If it’s not divisible by $2$, could it be divisible by $4$? Is it possible for its smallest factor to be bigger than $8$?

$53$ ends in a $3$ so it’s not divisible by $2$.

$5+3 = 8$ so it’s not divisible by $3$.

Now, do we need to check $4$? If it were divisible by $4$ then it’d also be divisible by $2$, and we’ve already checked $2$, so we know it can’t be divisible by $4$.

It doesn’t end in a $0$ or $5$ so it’s not divisible by $5$.
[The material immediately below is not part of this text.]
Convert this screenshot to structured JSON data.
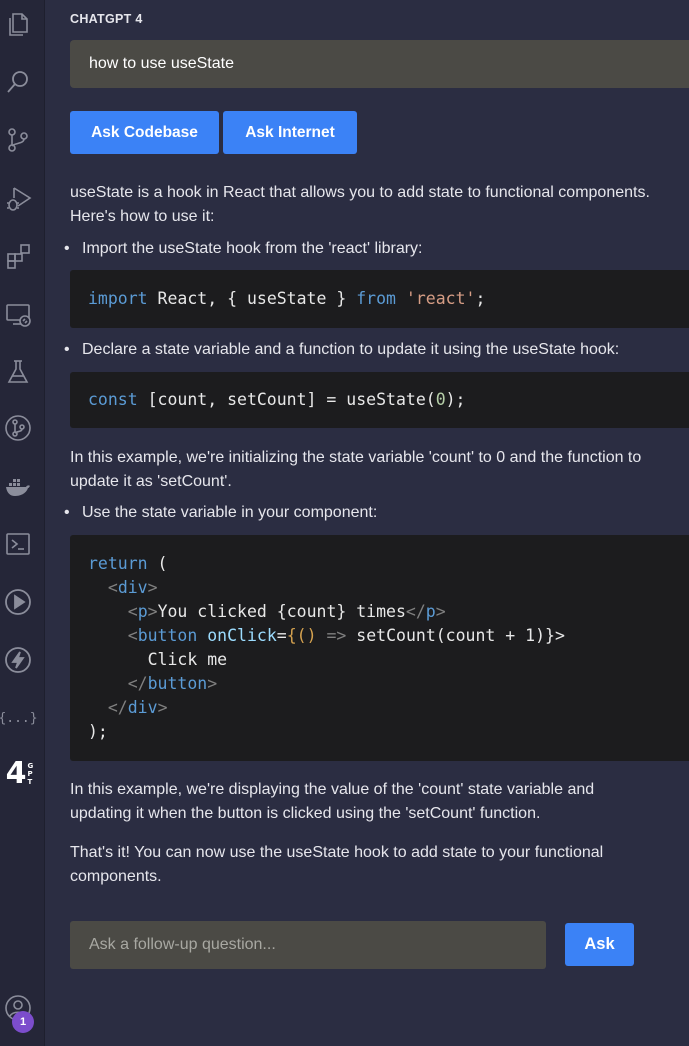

If it’s not divisible by $2$ or $3$ then it won’t be divisible by $6$, so we don’t need to check for that. In fact, we don’t need to check for divisibility by any composite numbers, only prime numbers.
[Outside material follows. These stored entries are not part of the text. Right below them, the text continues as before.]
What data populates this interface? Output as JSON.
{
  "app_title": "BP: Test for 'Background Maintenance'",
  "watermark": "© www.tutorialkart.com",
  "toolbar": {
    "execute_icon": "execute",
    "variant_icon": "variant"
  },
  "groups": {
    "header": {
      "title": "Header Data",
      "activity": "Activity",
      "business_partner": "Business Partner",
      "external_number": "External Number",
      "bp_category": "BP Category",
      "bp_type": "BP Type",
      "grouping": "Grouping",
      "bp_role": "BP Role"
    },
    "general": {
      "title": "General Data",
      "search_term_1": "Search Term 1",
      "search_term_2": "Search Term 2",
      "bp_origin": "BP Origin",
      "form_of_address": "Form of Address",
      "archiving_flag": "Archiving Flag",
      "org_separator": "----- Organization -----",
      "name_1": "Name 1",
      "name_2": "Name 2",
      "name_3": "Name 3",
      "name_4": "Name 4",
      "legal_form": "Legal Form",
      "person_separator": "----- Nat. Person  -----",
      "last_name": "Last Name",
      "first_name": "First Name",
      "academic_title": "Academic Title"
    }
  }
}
Moving on to $7$, $7\times7 = 49$ and $7\times8 = 56$, so $53$ isn’t divisible by $7$.

Can we stop checking yet? If it does have any factors (other than $1$ and itself), then we could write it as something $\times$ something, where both those numbers are at least $8$ (because we’ve ruled out all the numbers below $8$ already). But $8\times8 = 64$ which is already bigger than $53$. Or, to look at it another way, $53\div 8\lt 7$, so if we divide $53$ by any number at least as big as $8$ then we’re going to get something less than $7$. But we already know that no number less than $7$ evenly divides $53$. We can stop checking here. $53$ is prime.